Example: the nonlinear pendulum equation and reformulation as two first-order equations

Consider the second order nonlinear ODE describing the motion of a pendulum:

$$\frac{d^2 y}{d t^2} + \sin y = 0 .$$ (2)

Here the variable $y$ corresponds to the angle that the pendulum makes with the vertical, measured in radians. (There is no simple analytic solution to the nonlinear pendulum equation in terms of elementary functions.) To completely specify the problem we need two initial conditions: $y(0)=A$, say, and $y'(0)=B$.

$\phantom{0}$If the pendulum motions are of small amplitude, then $y$, the angle that the pendulum makes with the vertical is small, so that $\sin y \approx y$. Then the linearized form of eqn. (2) is:

$$\frac{d^2 y}{d t^2} + y = 0 .$$ (3)

If $y(0)=0.5$ and $y'(0)=0$ show by substituting back into eqn. (3) that the solution for the linearized equation is

$$y=0.5 \cos t$$ (4)

and that this form satisfies the two initial conditions.

$\phantom{0}$By contrast with the small amplitude pendulum equation (3) there is no elementary analytical solution to eqn. (2). Therefore we have to solve the full nonlinear equation numerically. However, in order to demonstrate how things work and to test that we are doing everything correctly we will first solve the linearized eqn. (3) numerically.

In order to do this we have to re-write the second-order ODE as two first-order ODEs involving $y_1=y$ and $y_2=dy/dt= dy_1/dt$ .

The first equation follows from these definitions, i.e.

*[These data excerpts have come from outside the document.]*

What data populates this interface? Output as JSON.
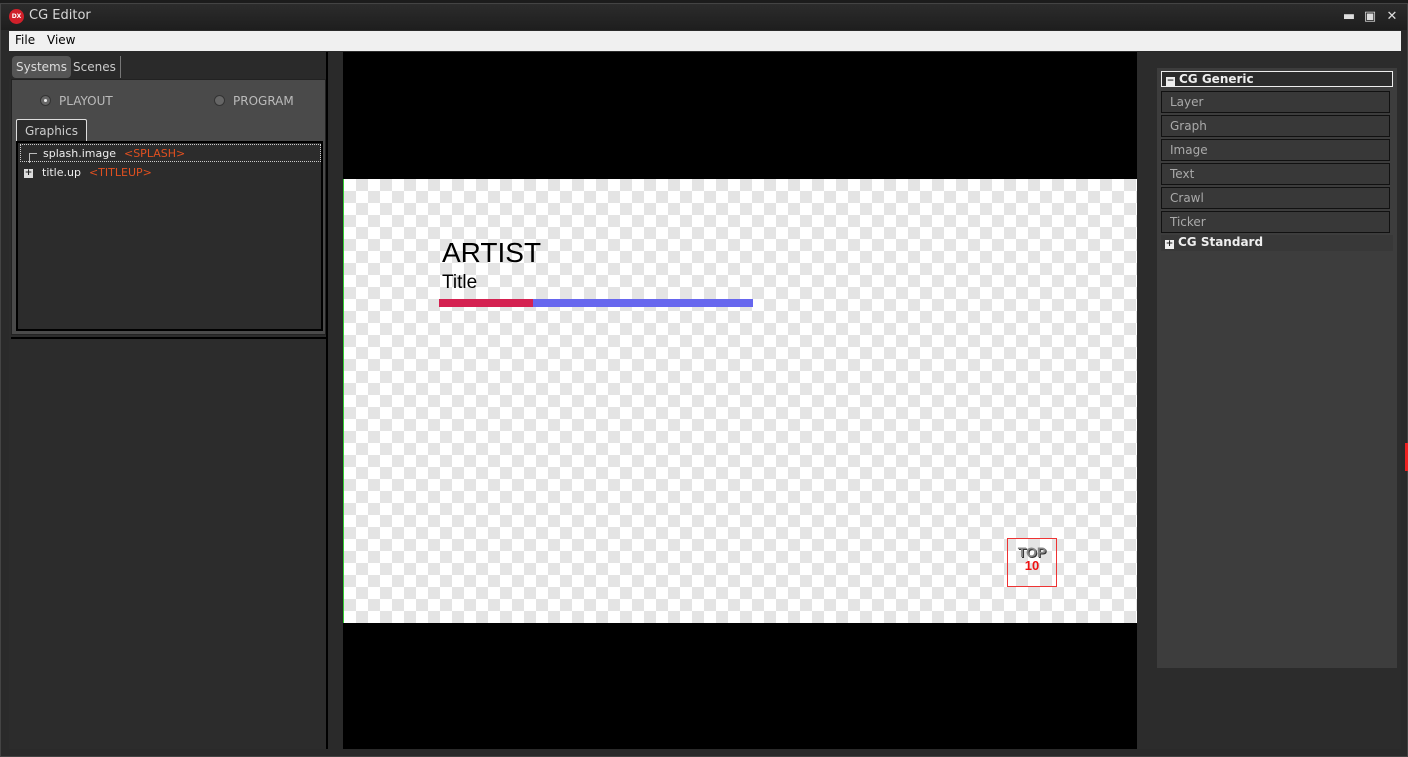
{
  "window": {
    "title": "CG Editor",
    "app_icon": "dx-logo-icon",
    "controls": [
      "minimize-icon",
      "maximize-icon",
      "close-icon"
    ]
  },
  "menu": {
    "items": [
      "File",
      "View"
    ]
  },
  "left_panel": {
    "tabs": [
      {
        "label": "Systems",
        "active": true
      },
      {
        "label": "Scenes",
        "active": false
      }
    ],
    "radios": [
      {
        "label": "PLAYOUT",
        "selected": true
      },
      {
        "label": "PROGRAM",
        "selected": false
      }
    ],
    "graphics_tab": "Graphics",
    "tree": [
      {
        "name": "splash.image",
        "tag": "<SPLASH>",
        "selected": true,
        "expandable": false
      },
      {
        "name": "title.up",
        "tag": "<TITLEUP>",
        "selected": false,
        "expandable": true
      }
    ]
  },
  "canvas": {
    "artist": "ARTIST",
    "title": "Title",
    "bar_colors": {
      "left": "#d42050",
      "right": "#6666ee"
    },
    "bar_split_fraction": 0.3,
    "logo": {
      "line1": "TOP",
      "line2": "10"
    }
  },
  "palette": {
    "groups": [
      {
        "label": "CG Generic",
        "expanded": true,
        "items": [
          "Layer",
          "Graph",
          "Image",
          "Text",
          "Crawl",
          "Ticker"
        ]
      },
      {
        "label": "CG Standard",
        "expanded": false,
        "items": []
      }
    ]
  }
}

$$\frac{dy_1}{dt} = y_2.$$ (5)

The second equation comes from the ODE we are attempting to re-write. Thus for eqn. (3), for example, we find

$$\bgroup\color{black} \frac{d^2 y}{d t^2} + y = 0 \qquad\Righ... ... \qquad\Rightarrow\hfill\quad \frac{d}{dt} y_2 = - y_1 \egroup$$

so that, together with eqn. (5) we have

$$\bgroup\color{black} \frac{dy_1}{dt} = y_2; \quad \frac{dy_2}{dt} = -y_1 \egroup$$

$\phantom{0}$Determine the two first-order equations corresponding to the full nonlinear pendulum equation (2).